Yes, the boy must have been brooding for these two weeks over the bad school news but had not said a word, just kept working hard. In that time, they had tilled ten inches deep into the three acres chosen, a stubborn, resistant soil, after which they laid the seed potatoes in those shallow trenches and covered them lightly, each of the sprouters a foot apart, each furrow less than a yard away from the next, but that had been only the commencement. Next came the labor that went into weeding and fertilizing. Bad memories, fifty years old, came back to Alois. He now encountered white grubs and wire worms, and had to watch as the earliest potato leaves were nibbled into green lace by aphids and beetles. Every day one had to go back for more weeding. Soon enough, watering became an ongoing problem. One could only dig a few inches down for the irrigation canals. Go deeper and potato roots would be mangled by the shovel. These shallow trenches soon filled, however, with silt. Hours had to be spent carrying pail after pail of well water up the slope to the meadow. On one of those afternoons, Junior disappeared. He was out riding Ulan. Alois put Angela to work in his stead, and for the rest of the working day, she carried the water, heavy duty for a girl her size.

That night, Alois gave his son a tongue-lashing in front of the others. “You are,” he said, “very much like your crazy mother. Only with you, worse. You have no excuse. Your mother, by the end, was out of her mind, yes, but at least she had once been a hard worker. You are lazy.” If the episode had happened even a year earlier, Alois would have given him a beating, exactly the apocalyptic variety that leaves a scar on the heart, but now the boy was wild enough by the look in his eyes to offer Alois pause. So he did not strike him. Which, he came to decide, was a mistake. The boy's head should have been ringing from one hell of a wallop. Now Junior might be able to think that his father could be a little afraid of him, maybe a little, yes. For a fact, Junior kept reducing the total of his hours—a true city lad doing summer labor. Well short of sundown, he would ask Alois to let him take Ulan for a ride.

The trouble, Alois told himself, was that as a father, he was not hard enough. Under all the bite, he had a soft heart. The truth was that he adored Alois Junior. The boy was so attractive. Restless, yes, and like his mother, victim to terrible moods. He was much too prideful, and in full flight from getting a decent education. Yet he could be as charming as Fanni when he chose to be. He reminded Alois of how well she used to move. He even felt pride at how quickly his son had gotten on good terms with the stallion. Alois himself hesitated to ride him. It was truly a long way to the ground for a heavy man. But Alois Junior could saddle up with all the éclat of a prize cadet—the sort who used to promenade along the best streets of Vienna wearing the boots that Alois had made for them in those years, all the way back when he had so admired such well-turned-out young men.

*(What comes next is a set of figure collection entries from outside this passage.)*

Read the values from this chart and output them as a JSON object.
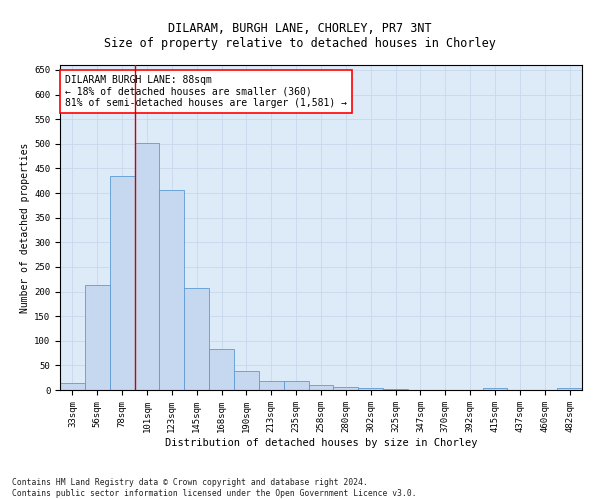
{
  "title": "DILARAM, BURGH LANE, CHORLEY, PR7 3NT",
  "subtitle": "Size of property relative to detached houses in Chorley",
  "xlabel": "Distribution of detached houses by size in Chorley",
  "ylabel": "Number of detached properties",
  "categories": [
    "33sqm",
    "56sqm",
    "78sqm",
    "101sqm",
    "123sqm",
    "145sqm",
    "168sqm",
    "190sqm",
    "213sqm",
    "235sqm",
    "258sqm",
    "280sqm",
    "302sqm",
    "325sqm",
    "347sqm",
    "370sqm",
    "392sqm",
    "415sqm",
    "437sqm",
    "460sqm",
    "482sqm"
  ],
  "values": [
    15,
    213,
    435,
    502,
    407,
    207,
    84,
    38,
    19,
    18,
    10,
    6,
    4,
    2,
    1,
    1,
    1,
    4,
    0,
    0,
    4
  ],
  "bar_color": "#c5d8f0",
  "bar_edge_color": "#5b9bd5",
  "bar_edge_width": 0.6,
  "red_line_x": 2.5,
  "annotation_text": "DILARAM BURGH LANE: 88sqm\n← 18% of detached houses are smaller (360)\n81% of semi-detached houses are larger (1,581) →",
  "annotation_box_color": "white",
  "annotation_box_edge_color": "red",
  "annotation_fontsize": 7.0,
  "red_line_color": "#cc0000",
  "grid_color": "#c8d8ea",
  "background_color": "#ddeaf8",
  "ylim": [
    0,
    660
  ],
  "yticks": [
    0,
    50,
    100,
    150,
    200,
    250,
    300,
    350,
    400,
    450,
    500,
    550,
    600,
    650
  ],
  "title_fontsize": 8.5,
  "subtitle_fontsize": 8.5,
  "xlabel_fontsize": 7.5,
  "ylabel_fontsize": 7.0,
  "tick_fontsize": 6.5,
  "footnote": "Contains HM Land Registry data © Crown copyright and database right 2024.\nContains public sector information licensed under the Open Government Licence v3.0.",
  "footnote_fontsize": 5.8
}
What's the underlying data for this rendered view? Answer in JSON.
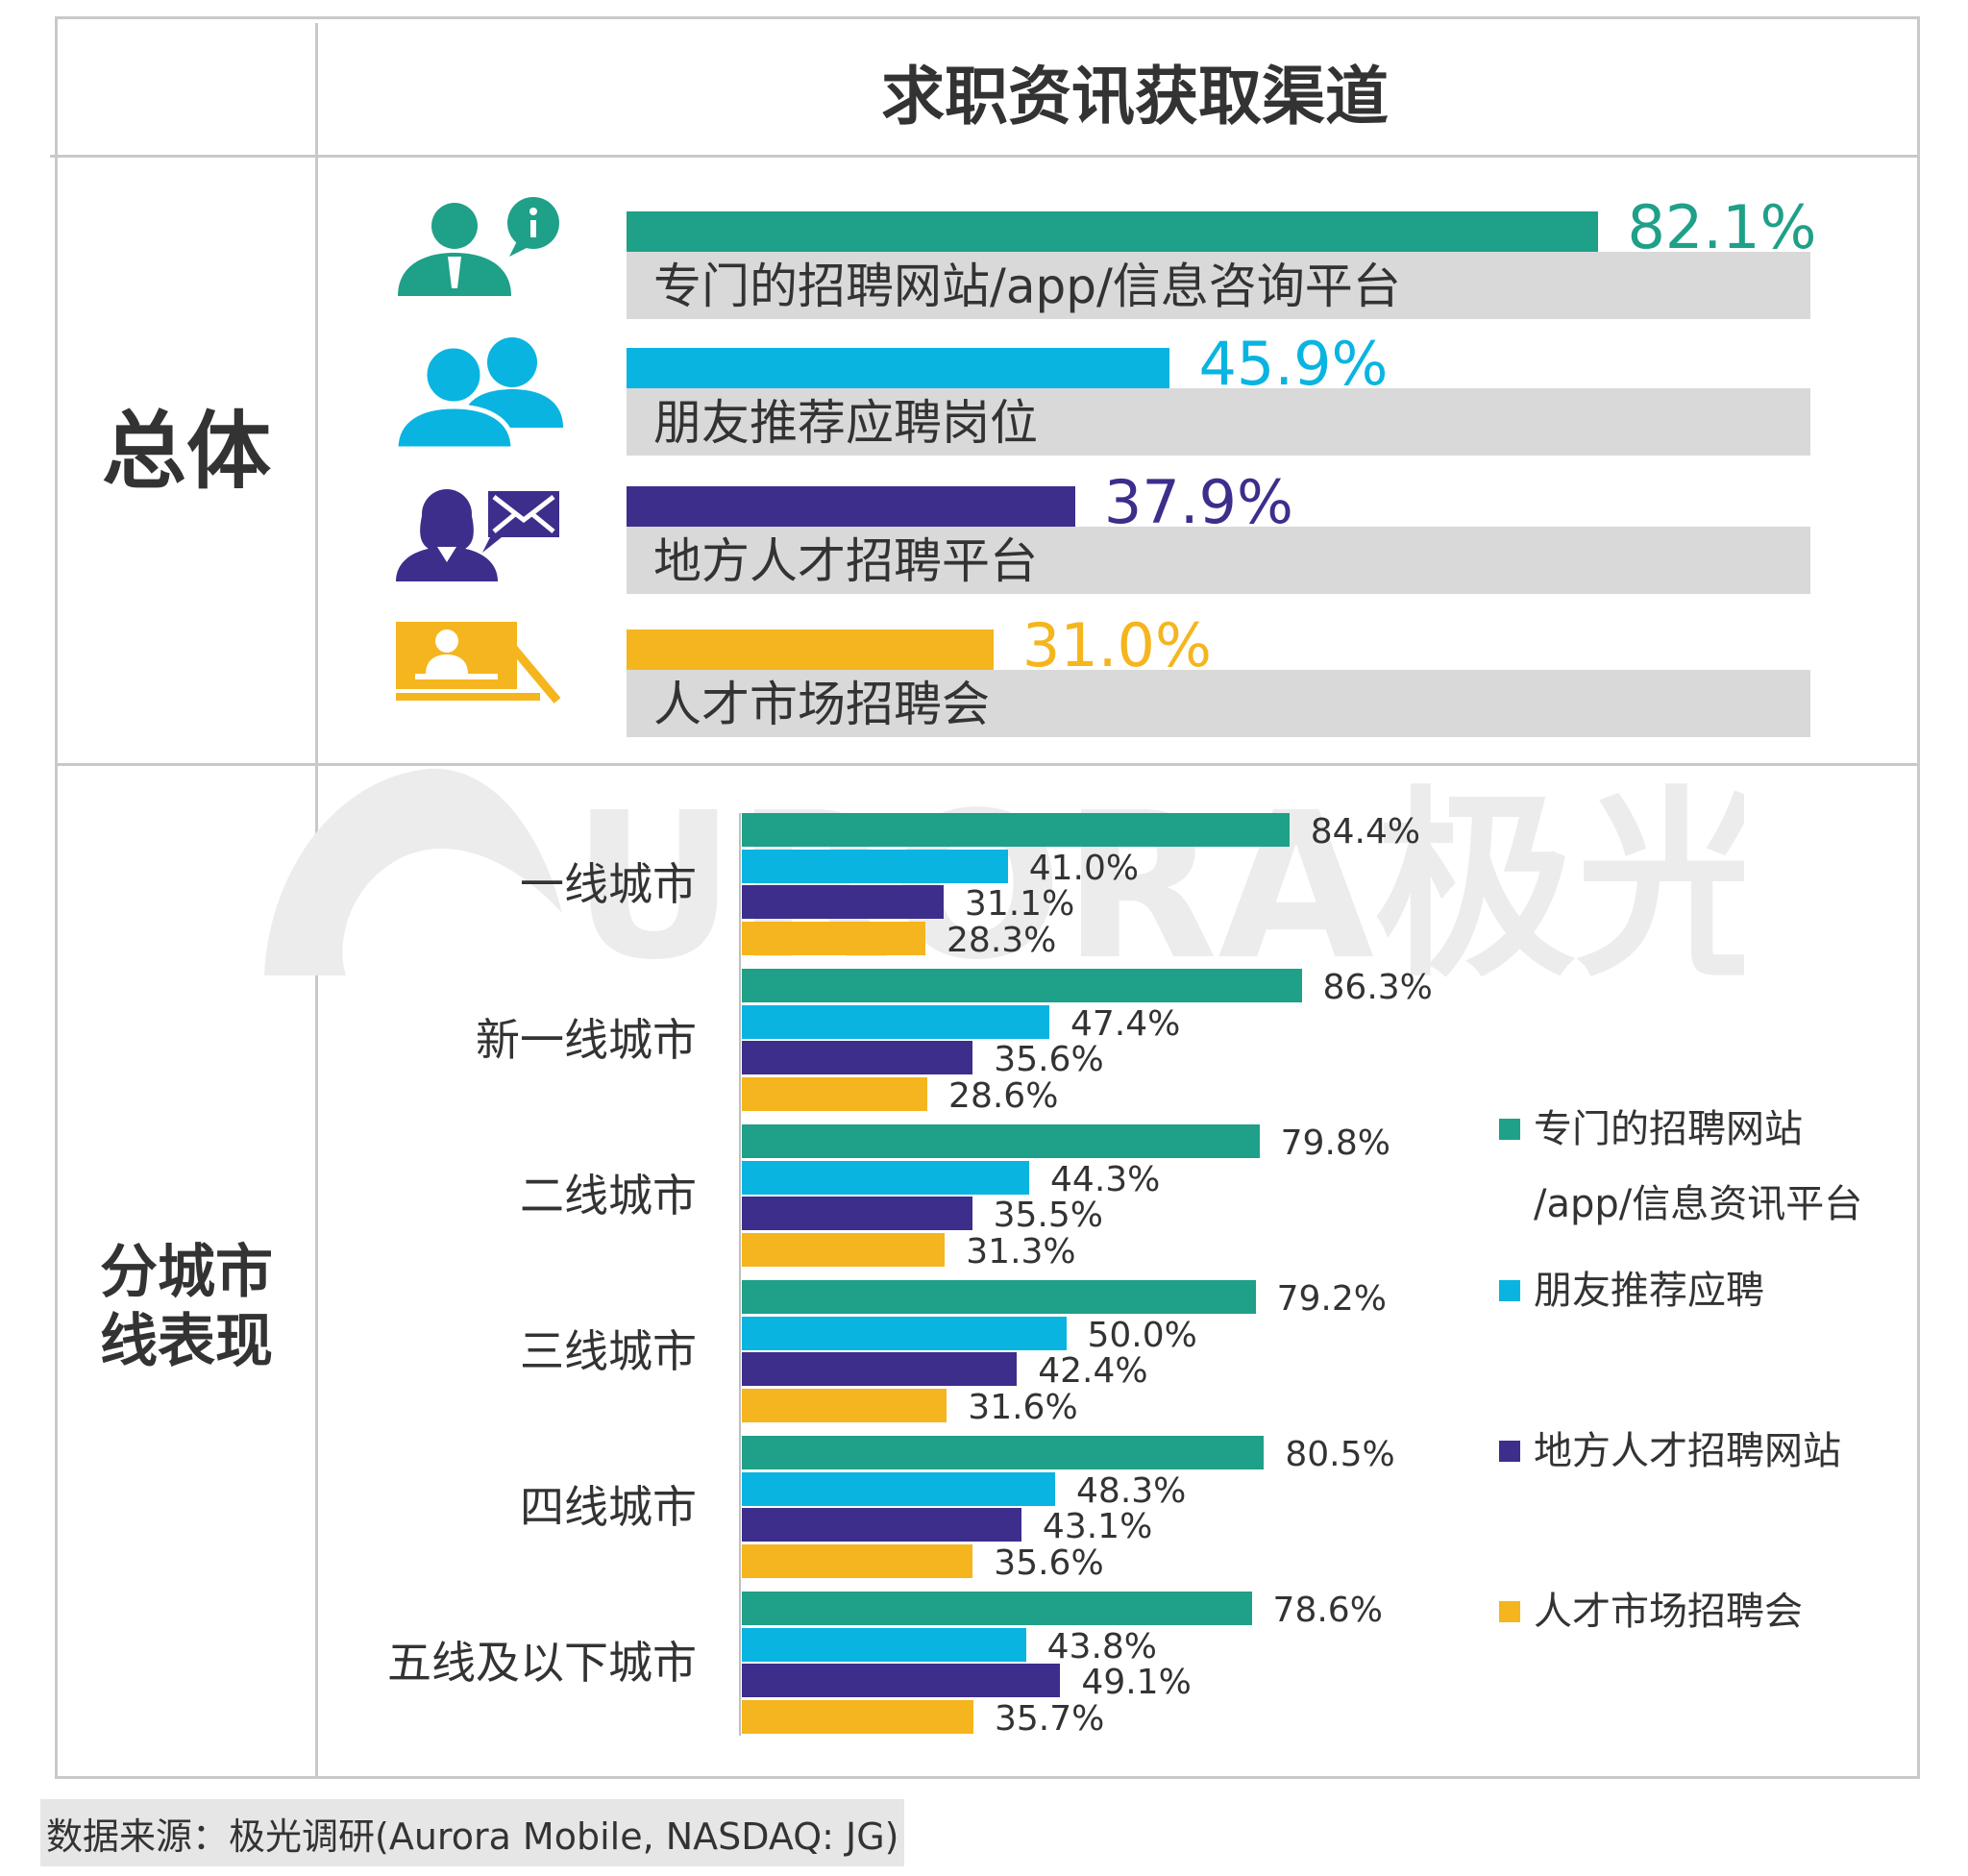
{
  "chart_data": [
    {
      "type": "bar",
      "title": "求职资讯获取渠道",
      "row_label": "总体",
      "categories": [
        "专门的招聘网站/app/信息咨询平台",
        "朋友推荐应聘岗位",
        "地方人才招聘平台",
        "人才市场招聘会"
      ],
      "values": [
        82.1,
        45.9,
        37.9,
        31.0
      ],
      "value_labels": [
        "82.1%",
        "45.9%",
        "37.9%",
        "31.0%"
      ],
      "colors": [
        "#1fa088",
        "#0ab4e1",
        "#3d2e8c",
        "#f5b51e"
      ],
      "icons": [
        "consultant-info-icon",
        "two-people-icon",
        "woman-mail-icon",
        "presentation-board-icon"
      ],
      "xlim": [
        0,
        100
      ]
    },
    {
      "type": "bar",
      "row_label": "分城市线表现",
      "row_label_lines": [
        "分城市",
        "线表现"
      ],
      "categories": [
        "一线城市",
        "新一线城市",
        "二线城市",
        "三线城市",
        "四线城市",
        "五线及以下城市"
      ],
      "series": [
        {
          "name": "专门的招聘网站/app/信息资讯平台",
          "color": "#1fa088",
          "values": [
            84.4,
            86.3,
            79.8,
            79.2,
            80.5,
            78.6
          ],
          "labels": [
            "84.4%",
            "86.3%",
            "79.8%",
            "79.2%",
            "80.5%",
            "78.6%"
          ]
        },
        {
          "name": "朋友推荐应聘",
          "color": "#0ab4e1",
          "values": [
            41.0,
            47.4,
            44.3,
            50.0,
            48.3,
            43.8
          ],
          "labels": [
            "41.0%",
            "47.4%",
            "44.3%",
            "50.0%",
            "48.3%",
            "43.8%"
          ]
        },
        {
          "name": "地方人才招聘网站",
          "color": "#3d2e8c",
          "values": [
            31.1,
            35.6,
            35.5,
            42.4,
            43.1,
            49.1
          ],
          "labels": [
            "31.1%",
            "35.6%",
            "35.5%",
            "42.4%",
            "43.1%",
            "49.1%"
          ]
        },
        {
          "name": "人才市场招聘会",
          "color": "#f5b51e",
          "values": [
            28.3,
            28.6,
            31.3,
            31.6,
            35.6,
            35.7
          ],
          "labels": [
            "28.3%",
            "28.6%",
            "31.3%",
            "31.6%",
            "35.6%",
            "35.7%"
          ]
        }
      ],
      "legend_lines": [
        [
          "专门的招聘网站",
          "/app/信息资讯平台"
        ],
        [
          "朋友推荐应聘"
        ],
        [
          "地方人才招聘网站"
        ],
        [
          "人才市场招聘会"
        ]
      ],
      "legend_position": "right",
      "xlim": [
        0,
        100
      ]
    }
  ],
  "watermark": "URORA极光",
  "footer": "数据来源：极光调研(Aurora Mobile, NASDAQ: JG)"
}
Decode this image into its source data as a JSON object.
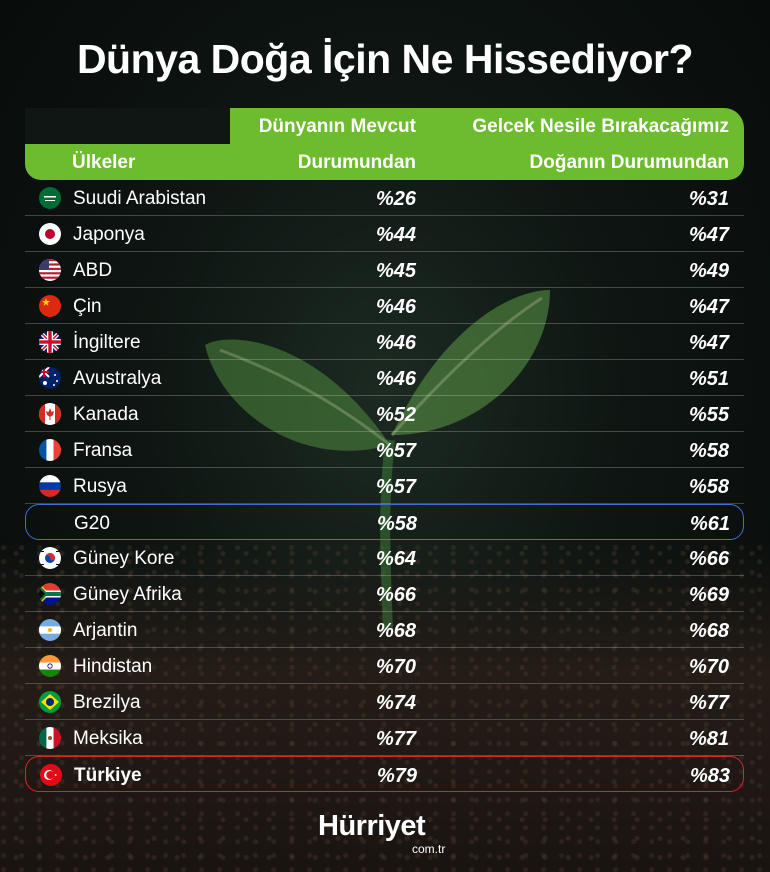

Memories returned of those officers strutting on the Ringstrasse with their handsome ladies, even as he, the apprentice, had dreamed of finding an elegant and lovely young milliner for himself, yes, the old dream! They would start a shop offering the finest handmade hats and most exceptional boots, a stupid dream, but now Junior reminded him of those cadets. Such a striking young man. He was not at all like little Adolf, full of hysterical temper, or tiny Edmund, full of snots.

So Alois could not bring himself to refuse when Alois Junior would ask for an hour off. Ulan, after all, had to be exercised. And the horse did love his young rider. But not the father—whenever Alois approached, the beast would show his teeth in an unmistakably evil grin.